Par Betchine Islam Abdessamad

Avec plus d’un milliard de recettes, Barbie est devenue assurément aussi célèbre que Coca-cola, Marvel ou Google. La puissance de l’art ?! Pour qu’une icône « en plastique » symbole du consumérisme, devienne une égérie féministe et wokiste en un tour de pellicule, il aura bien fallu déployer les artifices de la machine idéologique néolibérale, sinon ne soyez pas étonné(e)s si on confond entre Rosa Parks, Gisèle Halimi, Marie Curie, Barbie, Greta Gerwig. 

Petit éclairage sur ce film « commandé » par « Mattel », en attendant les quatorze prochains…

Au commencement était…

Au commencement était la mercatique Mattel. Le film visait en effet à relancer la vente de la poupée iconique et à augmenter le chiffre d’affaires de l’entreprise qui était en net recul au premier trimestre 2023 (22%). Pari réussi, étant donné que Mattel a récolté au minimum 350 millions de dollars, sur un investissement de 100 millions et le 1 milliard pourrait être atteint, uniquement en produits dérivés. Qu’ils sont beaux les billets verts du féminisme…

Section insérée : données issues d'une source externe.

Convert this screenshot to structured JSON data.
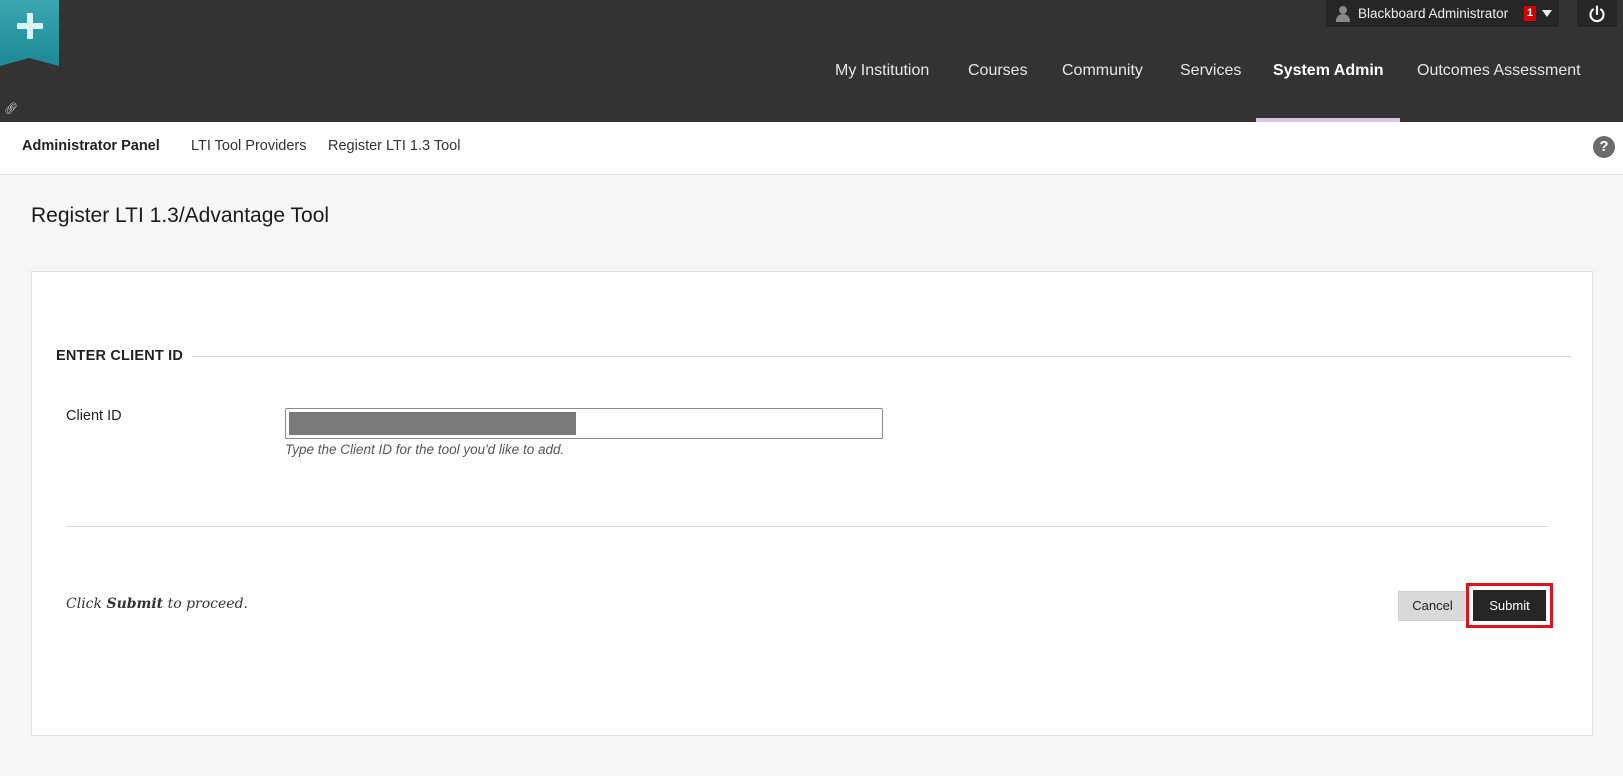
{
  "header": {
    "user_name": "Blackboard Administrator",
    "notification_count": "1",
    "nav": [
      {
        "label": "My Institution"
      },
      {
        "label": "Courses"
      },
      {
        "label": "Community"
      },
      {
        "label": "Services"
      },
      {
        "label": "System Admin",
        "active": true
      },
      {
        "label": "Outcomes Assessment"
      }
    ]
  },
  "breadcrumb": {
    "items": [
      {
        "label": "Administrator Panel"
      },
      {
        "label": "LTI Tool Providers"
      },
      {
        "label": "Register LTI 1.3 Tool"
      }
    ],
    "help_icon": "?"
  },
  "page": {
    "title": "Register LTI 1.3/Advantage Tool"
  },
  "form": {
    "section_title": "ENTER CLIENT ID",
    "client_id_label": "Client ID",
    "client_id_help": "Type the Client ID for the tool you'd like to add.",
    "proceed_prefix": "Click ",
    "proceed_bold": "Submit",
    "proceed_suffix": " to proceed.",
    "cancel_label": "Cancel",
    "submit_label": "Submit"
  },
  "colors": {
    "header_bg": "#333333",
    "accent_teal": "#2a9aa5",
    "highlight_red": "#e0121f",
    "notif_red": "#d60000"
  }
}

Le ticket gagnant, on le doit à un seul mot d’ordre : « Faire que Barbie soit partout et omniprésente. » comme le résume la vice-présidente du marketing Barbie, Lisa Mcknight. Bien entendu, ne soyez pas surpris(es) d’avoir du rose plein les yeux, jusqu’à croire que Barbie est votre horizon indépassable.  Selon The Guardian plus de 100 marques ont signé avec Mattel, à l’instar d’Airbnb et la maison de Ken, de la Xbox barbie, du cabriolet rose de l’icône dans Forza Horizon 5, des rollers Barbie, et des collaborateurs comme Primark, Gap, Zara ou cerise sur le gâteau, une Barbie  géante en 3D au pied de Bordj Khalifa.  Avec ce niveau de bombardement publicitaire et médiatique, il est presque indécent que certains artistes face à la censure répandue dans le monde arabo-musulman réagissent avec ce slogan bien ridicule et creux : « Je suis Barbie ».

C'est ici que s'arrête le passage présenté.